Pakistan Stock Exchange (PSX) benchmark KSE-100 index dropped from 45,407 points to 45,082 points over the previous session. A loss of 325 points or 0.72%.

The KSE-100 share-index opened negative and stayed there for the remainder of the day on Friday. With the lowest point recorded to be 45,021.32 levels. Many sectors saw their stock prices drop.

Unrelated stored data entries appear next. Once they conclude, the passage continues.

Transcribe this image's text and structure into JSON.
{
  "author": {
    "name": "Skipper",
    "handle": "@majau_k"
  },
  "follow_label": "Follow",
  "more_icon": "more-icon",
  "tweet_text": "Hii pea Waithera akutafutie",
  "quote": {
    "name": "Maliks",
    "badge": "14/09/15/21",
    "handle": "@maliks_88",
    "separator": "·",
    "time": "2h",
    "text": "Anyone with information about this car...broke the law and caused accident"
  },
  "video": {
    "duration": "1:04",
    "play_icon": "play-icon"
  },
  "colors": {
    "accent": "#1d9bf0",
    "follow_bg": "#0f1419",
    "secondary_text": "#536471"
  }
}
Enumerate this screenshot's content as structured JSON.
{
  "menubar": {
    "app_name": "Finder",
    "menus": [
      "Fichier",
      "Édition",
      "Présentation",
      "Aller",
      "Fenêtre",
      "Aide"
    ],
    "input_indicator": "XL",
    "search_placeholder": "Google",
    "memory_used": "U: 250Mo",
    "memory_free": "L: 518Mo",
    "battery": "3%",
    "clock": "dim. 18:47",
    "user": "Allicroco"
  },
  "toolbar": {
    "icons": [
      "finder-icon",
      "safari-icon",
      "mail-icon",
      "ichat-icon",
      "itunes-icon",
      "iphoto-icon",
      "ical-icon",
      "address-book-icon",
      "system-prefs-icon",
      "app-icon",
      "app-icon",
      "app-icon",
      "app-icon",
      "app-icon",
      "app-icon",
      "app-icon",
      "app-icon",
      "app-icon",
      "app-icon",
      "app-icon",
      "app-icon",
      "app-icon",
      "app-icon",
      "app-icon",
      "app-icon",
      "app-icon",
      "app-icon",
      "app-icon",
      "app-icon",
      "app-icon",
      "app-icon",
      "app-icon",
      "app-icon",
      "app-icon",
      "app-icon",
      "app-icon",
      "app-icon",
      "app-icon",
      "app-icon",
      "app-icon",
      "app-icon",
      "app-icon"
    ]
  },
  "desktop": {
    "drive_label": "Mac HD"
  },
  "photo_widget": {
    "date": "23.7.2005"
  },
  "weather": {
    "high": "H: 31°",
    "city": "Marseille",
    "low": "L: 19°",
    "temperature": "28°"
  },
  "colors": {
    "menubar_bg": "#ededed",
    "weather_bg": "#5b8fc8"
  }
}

These include technology which saw a negative of 116 points, cement saw a 78-point decline. Banks and textile each lost 22 and 21 points each. While oil marketing companies saw a decline of 27 points. Dealers speculate the market is likely to stay affected as long as COVID-19 cases continue and imports outweigh exports.

“Trade deficit year-on-year widened by a sharp 106.4 percent to $25.478 billion which was driven largely by a nearly triple increase in imports compared to exports.” -Arif Habib Limited

Darson Securities said trading remained under pressure with the widening deficit and an increasing rise in the COVID-19 cases across the country.

“The negative development about government’s debt and liabilities increasing 5.9 percent in the first five months of the current fiscal year and 14.4 percent during the last 12 months (Nov 2020-Nov 2021) and gloomy trend in global markets also put its share to fracture the value of shares.”

Volumes dropped to 345.3 million shares or by 20.1%. On the other hand, traded value increased by 28.7%. Covid-19 has adversely affected the entire global economy and supply chains, disrupting the businesses.